Nasz Kościół, nr 772 (11.02.2024r)
- Utworzono: poniedziałek, 12, luty 2024 15:16
ROZWAŻANIA NAD SŁOWEM BOŻYM
Słowa Ewangelii według świętego Marka:
Pewnego dnia przyszedł do Jezusa trędowaty i upadając na kolana, prosił Go: „Jeśli chcesz, możesz mnie oczyścić”. Zdjęty litością, wyciągnął rękę, dotknął go i rzekł do niego: „Chcę, bądź oczyszczony”. Natychmiast trąd go opuścił i został oczyszczony. Jezus surowo mu przykazał i zaraz go odprawił ze słowami: „Uważaj, nikomu nic nie mów, ale idź, pokaż się kapłanowi i złóż za swe oczyszczenie ofiarę, którą przepisał Mojżesz, na świadectwo dla nich”. Lecz on po wyjściu zaczął wiele opowiadać i rozgłaszać to, co zaszło, tak że Jezus nie mógł już jawnie wejść do miasta, lecz przebywał w miejscach pustynnych. A ludzie zewsząd schodzili się do Niego.
Wtedy przyszedł do Niego trędowaty i upadając na kolana prosił Go: „Jeśli chcesz, możesz mnie oczyścić” Zdjęty litością wyciągnął rękę, dotknął go i rzekł do niego: „Chcesz, bądź oczyszczony!” (Mk 1,40-41).

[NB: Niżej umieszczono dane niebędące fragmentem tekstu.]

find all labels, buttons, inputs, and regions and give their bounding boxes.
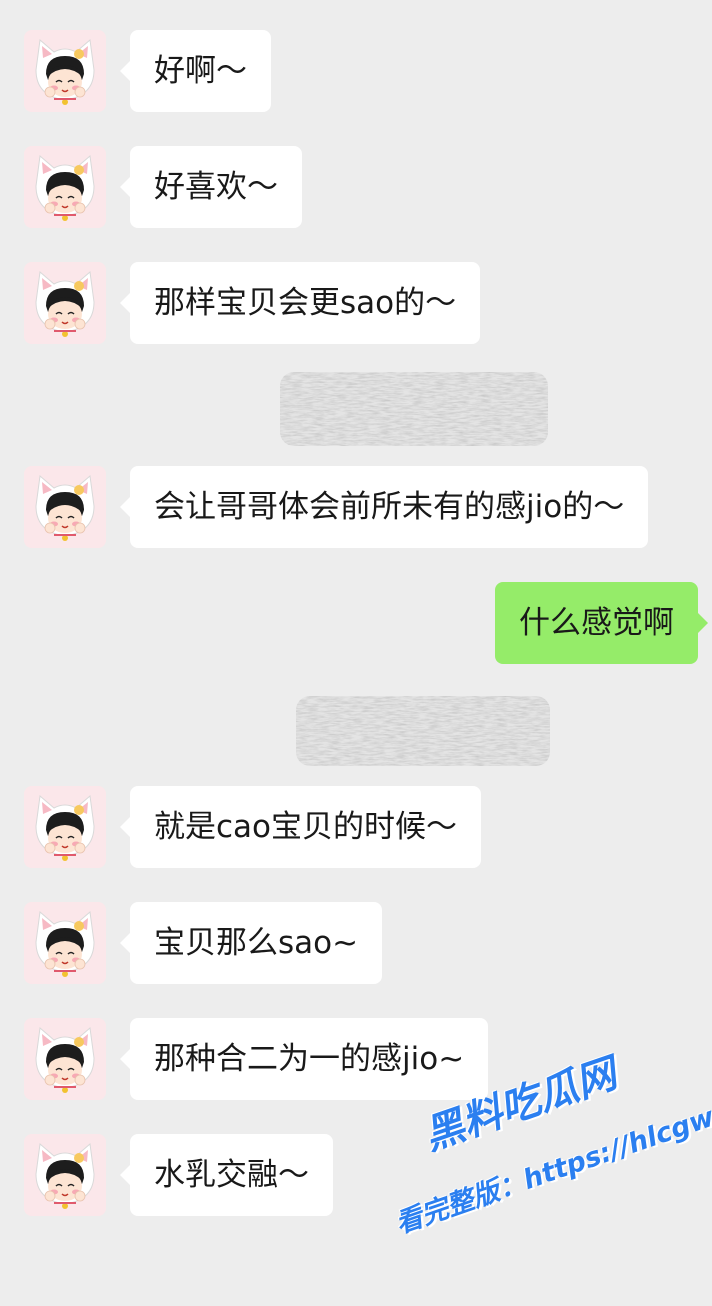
cat-hat-girl-avatar-icon — [24, 466, 106, 548]
message-row: 会让哥哥体会前所未有的感jio的～ — [0, 466, 712, 548]
incoming-message-bubble[interactable]: 好啊～ — [120, 30, 271, 112]
message-row: 那种合二为一的感jio~ — [0, 1018, 712, 1100]
contact-avatar[interactable] — [24, 1018, 106, 1100]
contact-avatar[interactable] — [24, 902, 106, 984]
redacted-system-notice — [280, 372, 548, 446]
incoming-message-bubble[interactable]: 好喜欢～ — [120, 146, 302, 228]
cat-hat-girl-avatar-icon — [24, 902, 106, 984]
message-row: 什么感觉啊 — [0, 582, 712, 664]
contact-avatar[interactable] — [24, 262, 106, 344]
message-row: 那样宝贝会更sao的～ — [0, 262, 712, 344]
message-row: 水乳交融～ — [0, 1134, 712, 1216]
message-row: 好喜欢～ — [0, 146, 712, 228]
redacted-system-notice — [296, 696, 550, 766]
cat-hat-girl-avatar-icon — [24, 1134, 106, 1216]
contact-avatar[interactable] — [24, 146, 106, 228]
contact-avatar[interactable] — [24, 1134, 106, 1216]
incoming-message-bubble[interactable]: 宝贝那么sao~ — [119, 902, 383, 984]
incoming-message-bubble[interactable]: 那样宝贝会更sao的～ — [119, 262, 481, 344]
contact-avatar[interactable] — [24, 786, 106, 868]
contact-avatar[interactable] — [24, 30, 106, 112]
message-row: 好啊～ — [0, 30, 712, 112]
message-row: 就是cao宝贝的时候～ — [0, 786, 712, 868]
cat-hat-girl-avatar-icon — [24, 786, 106, 868]
message-row: 宝贝那么sao~ — [0, 902, 712, 984]
cat-hat-girl-avatar-icon — [24, 30, 106, 112]
incoming-message-bubble[interactable]: 那种合二为一的感jio~ — [119, 1018, 489, 1100]
outgoing-message-bubble[interactable]: 什么感觉啊 — [495, 582, 708, 664]
cat-hat-girl-avatar-icon — [24, 1018, 106, 1100]
incoming-message-bubble[interactable]: 就是cao宝贝的时候～ — [119, 786, 482, 868]
cat-hat-girl-avatar-icon — [24, 146, 106, 228]
incoming-message-bubble[interactable]: 水乳交融～ — [120, 1134, 333, 1216]
contact-avatar[interactable] — [24, 466, 106, 548]
chat-view: 好啊～ 好喜欢～ 那样宝贝会更sao的～ 会让哥哥体会前所未有的感jio的～ 什… — [0, 0, 712, 1266]
cat-hat-girl-avatar-icon — [24, 262, 106, 344]
incoming-message-bubble[interactable]: 会让哥哥体会前所未有的感jio的～ — [119, 466, 649, 548]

Mądry trędowaty. Nie zgłupiał w czasie ciężkiej choroby. Jak często w chorobie tępiejemy, myślimy tylko o sobie, skarżymy się na tych, którzy nam nie pomagają. Podobnie w naszej samotności, kiedy ciąży nam starość. Zapominamy o Bogu, a czasem mamy do Niego dzikie pretensje.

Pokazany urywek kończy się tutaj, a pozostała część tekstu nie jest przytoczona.